A SIX-YEAR effort to save Burnley’s favourite songbird has encountered difficulties but campaigners have vowed to continue an extensive preservation initiative.

Twite numbers in 14 out of 18 colonies monitored by the RSPB, including a number near Cliviger and Hurstwood, have fallen despite habitat restoration work.

Around 585 hectares of moors and hay meadows in the South Pennines, and 64 landholders, have been included in ongoing work to boost numbers of the threatened bird, otherwise known as the Pennine finch.

Katie Aspin, twite recovery project officer, said there had been increases in mid-season breeding plants, like common sorrel and cat’s ear.

But this had not been seen for dandelions, a food source relied upon earlier on, and autumn hawkbit, found later in the season.

She said: “We know that it takes time for habitat management work, particularly hay meadow restoration and creation, to have its full effects and for the twite to respond accordingly.

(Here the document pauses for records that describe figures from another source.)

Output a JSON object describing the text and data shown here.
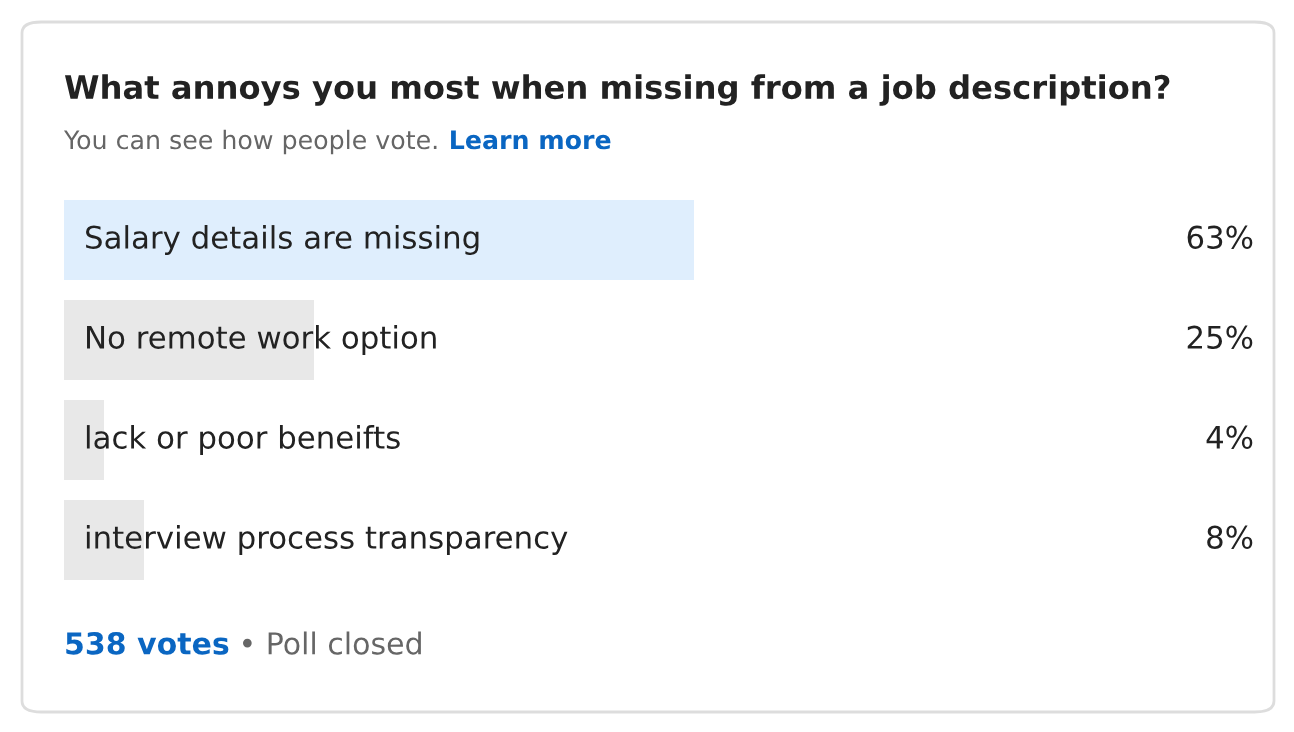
{
  "chart_data": {
    "type": "bar",
    "orientation": "horizontal",
    "title": "What annoys you most when missing from a job description?",
    "categories": [
      "Salary details are missing",
      "No remote work option",
      "lack or poor beneifts",
      "interview process transparency"
    ],
    "values": [
      63,
      25,
      4,
      8
    ],
    "colors": [
      "#dfeefd",
      "#e8e8e8",
      "#e8e8e8",
      "#e8e8e8"
    ],
    "value_labels": [
      "63%",
      "25%",
      "4%",
      "8%"
    ],
    "annotations": [
      "You can see how people vote.",
      "Learn more",
      "538 votes",
      "• Poll closed"
    ],
    "legend": false
  }
}
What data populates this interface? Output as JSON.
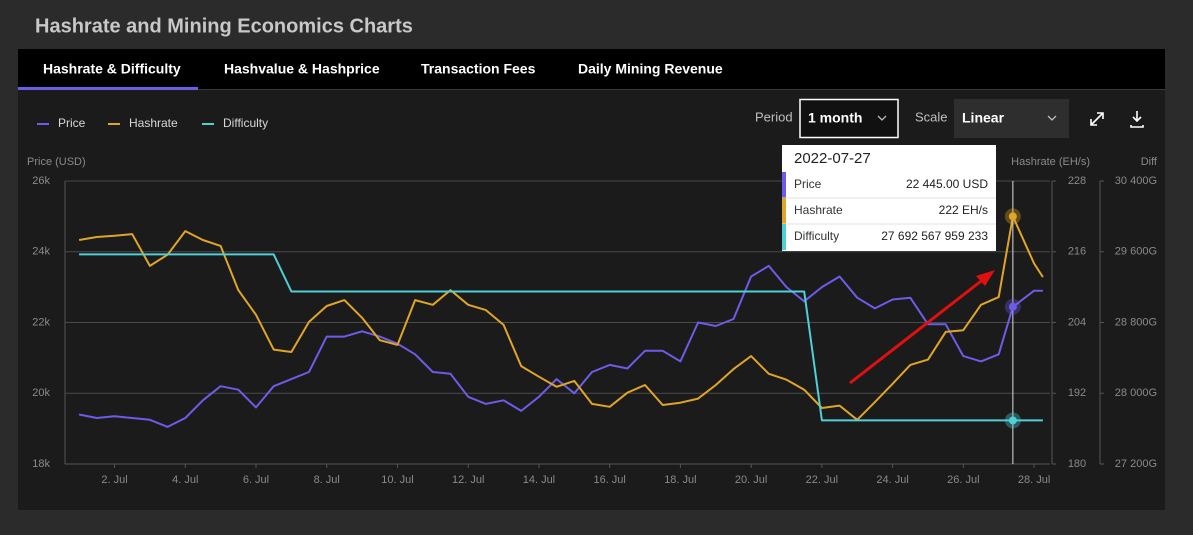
{
  "header": {
    "title": "Hashrate and Mining Economics Charts"
  },
  "tabs": [
    "Hashrate & Difficulty",
    "Hashvalue & Hashprice",
    "Transaction Fees",
    "Daily Mining Revenue"
  ],
  "controls": {
    "period_label": "Period",
    "period": "1 month",
    "scale_label": "Scale",
    "scale": "Linear"
  },
  "chart_data": {
    "type": "line",
    "ylabel": "Price (USD)",
    "y2label": "Hashrate (EH/s)",
    "y3label": "Diff",
    "x": [
      1,
      1.5,
      2,
      2.5,
      3,
      3.5,
      4,
      4.5,
      5,
      5.5,
      6,
      6.5,
      7,
      7.5,
      8,
      8.5,
      9,
      9.5,
      10,
      10.5,
      11,
      11.5,
      12,
      12.5,
      13,
      13.5,
      14,
      14.5,
      15,
      15.5,
      16,
      16.5,
      17,
      17.5,
      18,
      18.5,
      19,
      19.5,
      20,
      20.5,
      21,
      21.5,
      22,
      22.5,
      23,
      23.5,
      24,
      24.5,
      25,
      25.5,
      26,
      26.5,
      27,
      27.4,
      28,
      28.25
    ],
    "xlim": [
      0.6,
      28.45
    ],
    "xticks": [
      {
        "value": 2,
        "label": "2. Jul"
      },
      {
        "value": 4,
        "label": "4. Jul"
      },
      {
        "value": 6,
        "label": "6. Jul"
      },
      {
        "value": 8,
        "label": "8. Jul"
      },
      {
        "value": 10,
        "label": "10. Jul"
      },
      {
        "value": 12,
        "label": "12. Jul"
      },
      {
        "value": 14,
        "label": "14. Jul"
      },
      {
        "value": 16,
        "label": "16. Jul"
      },
      {
        "value": 18,
        "label": "18. Jul"
      },
      {
        "value": 20,
        "label": "20. Jul"
      },
      {
        "value": 22,
        "label": "22. Jul"
      },
      {
        "value": 24,
        "label": "24. Jul"
      },
      {
        "value": 26,
        "label": "26. Jul"
      },
      {
        "value": 28,
        "label": "28. Jul"
      }
    ],
    "ylim": [
      18000,
      26000
    ],
    "yticks": [
      {
        "value": 18000,
        "label": "18k"
      },
      {
        "value": 20000,
        "label": "20k"
      },
      {
        "value": 22000,
        "label": "22k"
      },
      {
        "value": 24000,
        "label": "24k"
      },
      {
        "value": 26000,
        "label": "26k"
      }
    ],
    "y2lim": [
      180,
      228
    ],
    "y2ticks": [
      180,
      192,
      204,
      216,
      228
    ],
    "y3lim": [
      27200,
      30400
    ],
    "y3ticks": [
      {
        "value": 27200,
        "label": "27 200G"
      },
      {
        "value": 28000,
        "label": "28 000G"
      },
      {
        "value": 28800,
        "label": "28 800G"
      },
      {
        "value": 29600,
        "label": "29 600G"
      },
      {
        "value": 30400,
        "label": "30 400G"
      }
    ],
    "grid": true,
    "series": [
      {
        "name": "Price",
        "color": "#6d5ce8",
        "axis": "y",
        "values": [
          19400,
          19300,
          19350,
          19300,
          19250,
          19050,
          19300,
          19800,
          20200,
          20100,
          19600,
          20200,
          20400,
          20600,
          21600,
          21600,
          21750,
          21600,
          21400,
          21100,
          20600,
          20550,
          19900,
          19700,
          19800,
          19500,
          19900,
          20400,
          20000,
          20600,
          20800,
          20700,
          21200,
          21200,
          20900,
          22000,
          21900,
          22100,
          23300,
          23600,
          23000,
          22600,
          23000,
          23300,
          22700,
          22400,
          22650,
          22700,
          21950,
          21950,
          21050,
          20900,
          21100,
          22445,
          22900,
          22900
        ]
      },
      {
        "name": "Hashrate",
        "color": "#e0a526",
        "axis": "y2",
        "values": [
          218,
          218.5,
          218.7,
          219,
          213.6,
          215.5,
          219.5,
          218,
          217,
          209.5,
          205.3,
          199.4,
          199,
          204.1,
          206.8,
          207.8,
          204.8,
          201,
          200.2,
          207.8,
          207,
          209.5,
          207,
          206.1,
          203.6,
          196.6,
          194.8,
          193.1,
          194.1,
          190.2,
          189.7,
          192.1,
          193.4,
          190,
          190.4,
          191.1,
          193.4,
          196.1,
          198.3,
          195.3,
          194.3,
          192.6,
          189.5,
          189.9,
          187.5,
          190.5,
          193.6,
          196.8,
          197.7,
          202.4,
          202.7,
          207,
          208.3,
          222,
          214,
          211.7
        ]
      },
      {
        "name": "Difficulty",
        "color": "#4fcfd6",
        "axis": "y3",
        "values": [
          29570,
          29570,
          29570,
          29570,
          29570,
          29570,
          29570,
          29570,
          29570,
          29570,
          29570,
          29570,
          29150,
          29150,
          29150,
          29150,
          29150,
          29150,
          29150,
          29150,
          29150,
          29150,
          29150,
          29150,
          29150,
          29150,
          29150,
          29150,
          29150,
          29150,
          29150,
          29150,
          29150,
          29150,
          29150,
          29150,
          29150,
          29150,
          29150,
          29150,
          29150,
          29150,
          27692.57,
          27692.57,
          27692.57,
          27692.57,
          27692.57,
          27692.57,
          27692.57,
          27692.57,
          27692.57,
          27692.57,
          27692.57,
          27692.57,
          27692.57,
          27692.57
        ]
      }
    ],
    "tooltip": {
      "date": "2022-07-27",
      "rows": [
        {
          "name": "Price",
          "value": "22 445.00 USD"
        },
        {
          "name": "Hashrate",
          "value": "222 EH/s"
        },
        {
          "name": "Difficulty",
          "value": "27 692 567 959 233"
        }
      ]
    }
  }
}
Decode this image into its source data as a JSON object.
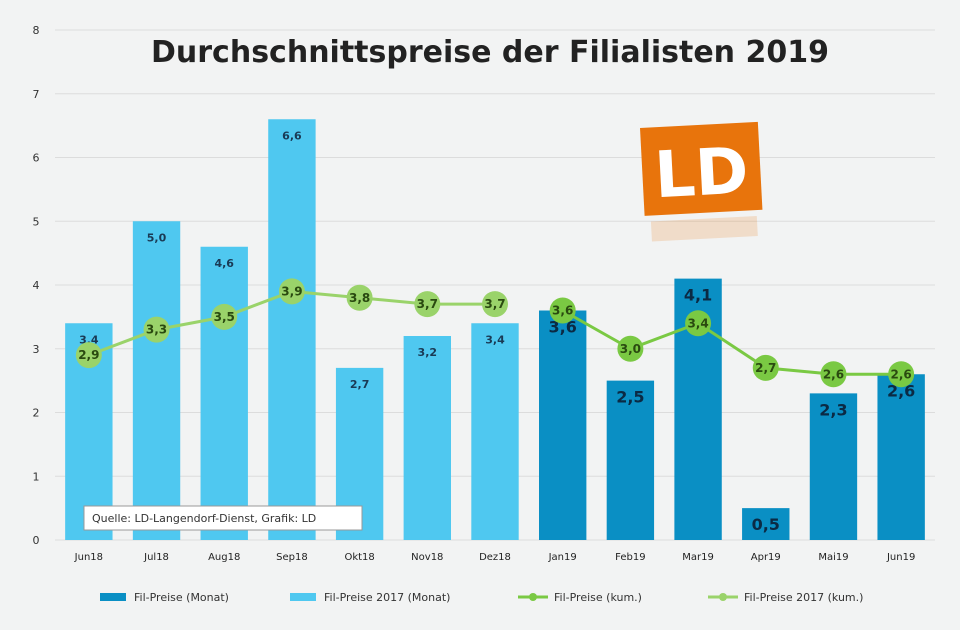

“And we believe the lack of the hoped-for response by the twite population is simply because it could be too early for our intervention work to produce an effect.”

Plans for the coming season will concentrate on ways of improving food supplies earlier in the season and changing the ways some pastures are managed to provide similar sources later on.

Pam Warhurst, chairman of the South Pennines Local Nature Partnership and Pennine Prospects, which have supported the work since 2010, said: “While the decline in numbers of twite breeding here is worrying, everybody is committed to work to to continue this important ecological restoration not just to ensure a future for the last breeding pairs of twite in England but because of the additional benefits it has derived whether botanically or our invertebrates, including pollinators.”

A Natural England spokesman said: “Where we are working with farmers in areas known for twite populations, we ensure that we give appropriate land management advice to farmers.”